ENGLISH 201: CHAUCER’S CANTERBURY TALES                                 FIRST ESSAY ASSIGNMENT

GRADY                                                                                                               SPRING 2015

 

            Essays on one of the topics below should be double-spaced (one-inch margins/12-point type) and five to six pages (±1500 words) in length. Be sure to refer as helpfully and specifically as possible to the texts upon which you're basing your argument--and be sure to have an argument or thesis. Your essay should have an original title, and it should not use the word “relatable.”  Essays are due by SATURDAY, APRIL 25; electronic submissions are strongly preferred (fgrady@carleton.edu).

 

 

1. Design your own topic, of suitable specificity and sophistication, about something that interests you in the portion of the Canterbury Tales we’ve read so far.  A brief consultation with the instructor is required; talking with one another is recommended, too, and I’d like to receive a paragraph or email describing your topic by Wednesday, April 13.

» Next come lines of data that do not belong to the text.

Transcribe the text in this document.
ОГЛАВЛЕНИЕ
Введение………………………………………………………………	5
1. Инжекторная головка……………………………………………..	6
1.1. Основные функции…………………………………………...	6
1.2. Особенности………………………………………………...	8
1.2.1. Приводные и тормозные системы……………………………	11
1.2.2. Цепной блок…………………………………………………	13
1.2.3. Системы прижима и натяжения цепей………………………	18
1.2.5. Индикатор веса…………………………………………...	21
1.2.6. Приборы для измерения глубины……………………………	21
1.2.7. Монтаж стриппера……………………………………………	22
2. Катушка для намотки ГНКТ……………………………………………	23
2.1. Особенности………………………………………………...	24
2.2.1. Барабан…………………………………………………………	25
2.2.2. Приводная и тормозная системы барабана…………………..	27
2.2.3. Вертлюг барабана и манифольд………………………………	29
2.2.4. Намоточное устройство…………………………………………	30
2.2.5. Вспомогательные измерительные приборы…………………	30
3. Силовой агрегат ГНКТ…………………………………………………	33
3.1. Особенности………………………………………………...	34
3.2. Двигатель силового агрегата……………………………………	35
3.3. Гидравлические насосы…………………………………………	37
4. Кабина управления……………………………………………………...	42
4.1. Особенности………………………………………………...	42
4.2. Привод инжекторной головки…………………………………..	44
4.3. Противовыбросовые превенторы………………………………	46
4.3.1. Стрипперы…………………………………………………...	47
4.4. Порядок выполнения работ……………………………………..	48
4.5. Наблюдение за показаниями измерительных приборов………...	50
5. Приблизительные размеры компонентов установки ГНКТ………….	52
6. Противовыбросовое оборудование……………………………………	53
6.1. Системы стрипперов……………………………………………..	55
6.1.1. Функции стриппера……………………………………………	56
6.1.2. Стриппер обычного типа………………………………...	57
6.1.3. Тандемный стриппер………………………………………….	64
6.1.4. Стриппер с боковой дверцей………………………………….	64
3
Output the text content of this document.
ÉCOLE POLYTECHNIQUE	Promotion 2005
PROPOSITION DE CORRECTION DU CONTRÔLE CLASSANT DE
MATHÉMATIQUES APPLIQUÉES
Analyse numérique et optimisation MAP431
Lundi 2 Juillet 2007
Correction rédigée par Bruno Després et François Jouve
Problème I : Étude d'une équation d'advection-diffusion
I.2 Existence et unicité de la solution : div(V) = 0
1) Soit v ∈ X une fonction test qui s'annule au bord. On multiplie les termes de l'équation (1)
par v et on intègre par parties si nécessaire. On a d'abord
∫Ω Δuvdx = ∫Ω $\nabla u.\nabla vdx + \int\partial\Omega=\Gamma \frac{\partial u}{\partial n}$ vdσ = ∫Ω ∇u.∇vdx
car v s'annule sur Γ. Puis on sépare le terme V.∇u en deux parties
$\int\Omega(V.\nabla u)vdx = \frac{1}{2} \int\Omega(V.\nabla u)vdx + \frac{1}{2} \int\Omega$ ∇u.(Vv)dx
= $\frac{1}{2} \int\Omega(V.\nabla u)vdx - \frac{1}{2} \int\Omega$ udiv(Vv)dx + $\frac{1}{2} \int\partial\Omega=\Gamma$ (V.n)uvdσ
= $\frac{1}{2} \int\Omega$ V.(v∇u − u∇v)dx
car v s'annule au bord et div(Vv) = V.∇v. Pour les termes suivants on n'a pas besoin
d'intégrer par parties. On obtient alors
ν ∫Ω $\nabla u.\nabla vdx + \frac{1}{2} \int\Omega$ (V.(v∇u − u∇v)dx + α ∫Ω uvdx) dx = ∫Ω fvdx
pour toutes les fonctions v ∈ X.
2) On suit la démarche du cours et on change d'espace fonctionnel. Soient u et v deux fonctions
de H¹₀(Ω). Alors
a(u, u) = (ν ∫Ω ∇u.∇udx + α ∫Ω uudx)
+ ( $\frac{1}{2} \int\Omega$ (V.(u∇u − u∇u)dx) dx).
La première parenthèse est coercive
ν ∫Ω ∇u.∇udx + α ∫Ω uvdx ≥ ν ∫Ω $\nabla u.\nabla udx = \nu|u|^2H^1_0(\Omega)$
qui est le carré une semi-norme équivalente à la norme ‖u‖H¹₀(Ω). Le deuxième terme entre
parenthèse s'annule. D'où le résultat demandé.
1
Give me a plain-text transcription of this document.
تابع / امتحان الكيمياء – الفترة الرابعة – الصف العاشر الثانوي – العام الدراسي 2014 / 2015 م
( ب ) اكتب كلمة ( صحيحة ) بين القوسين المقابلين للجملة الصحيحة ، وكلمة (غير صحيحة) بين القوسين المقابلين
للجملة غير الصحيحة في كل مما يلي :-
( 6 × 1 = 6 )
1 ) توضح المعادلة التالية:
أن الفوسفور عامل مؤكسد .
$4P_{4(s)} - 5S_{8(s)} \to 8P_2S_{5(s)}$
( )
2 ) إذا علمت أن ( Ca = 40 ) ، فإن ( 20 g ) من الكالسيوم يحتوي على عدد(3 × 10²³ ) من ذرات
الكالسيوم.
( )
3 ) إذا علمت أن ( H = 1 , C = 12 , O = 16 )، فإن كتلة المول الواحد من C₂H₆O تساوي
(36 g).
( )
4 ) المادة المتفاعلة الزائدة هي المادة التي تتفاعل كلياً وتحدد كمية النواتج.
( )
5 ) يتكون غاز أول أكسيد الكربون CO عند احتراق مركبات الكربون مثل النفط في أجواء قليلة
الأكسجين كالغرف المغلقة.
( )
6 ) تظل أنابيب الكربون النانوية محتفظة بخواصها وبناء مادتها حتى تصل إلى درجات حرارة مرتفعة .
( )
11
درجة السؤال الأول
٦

                                                                                             

2. Critics have described how Thebes and its citizens always represent a principle of disorder in Chaucer’s poetry, a theme to which he repeatedly returns.  With the contrast of Thebes and Athens in mind, write an essay about order and disorder in the Knight’s Tale.

 

3. The narrator of the Knight’s Tale is addicted to the occupatio, which in one sense is not surprising, given its much longer source in Boccaccio’s Teseida. Is his use of the device thematically consistent?  That is, does the Knight tend to use the occupatio to condense or skip over a specific kind of material—and if so, what does that habit tell us about his attitude or his angle towards his material?

 

4.  (a) The Knight’s Tale explicitly and successfully celebrates healing power of chivalric ritual and its capacity to bring order to a world beset by chaotic and sometimes malign forces. Doesn’t it?

or

 

     (b) Theseus in the Knight’s Tale: principled spokesman for the chivalric life in his efforts to bring order to a chaotic world, or crypto-fascist control freak devoted to conquest?

 

5. Hippolyta and Emelye are Amazons, or so we’re told, hardy participants in “the grete bataille for the nones / Bitwixen Atthenes and Amazones.”  What in the world happens to them?

 

6. Survey the portraits of the religious folk described in the General Prologue (Prioresse, Monk, Friar, Clerk, Parson, Summoner, Pardoner) and, knowing that later developments may make you want to change your mind, hazard some opinions about the nature of Chaucerian anticlericalism. 

 

7.  The Canterbury Tales may be fragmentary and incomplete, but the fragments themselves often have a certain thematic unity.  Write an essay about the common themes, characters, plot elements, images, and other devices—some of them, anyway--that help to unify Fragment I (Prologue, Knight, Miller, and  Reeve).

8. Another version of #7: The good feeling and fellowship that characterizes the pilgrims at the end of the General Prologue seems to vanish pretty quickly once the tale-telling contest begins--the Miller at once tries to "quite" the Knight's Tale, and is in return the victim of the Reeve's "quiting." Discuss the ways (structural, verbal, thematic) in which the Reeve's Tale responds to the Miller's Tale, and comment on the process of "quiting" as it manifests itself in the Fragment I of the Tales.

9. Yet one more version: some critics would argue (look, for example, at the remarks by Lochrie and Hansen here) that one of the things that unifies the first fragment of the Tales is the way that the tales represent women: that is, when it comes women’s roles, the division between romance and fabliau is a distinction without a difference.  Comment on/argue about this claim.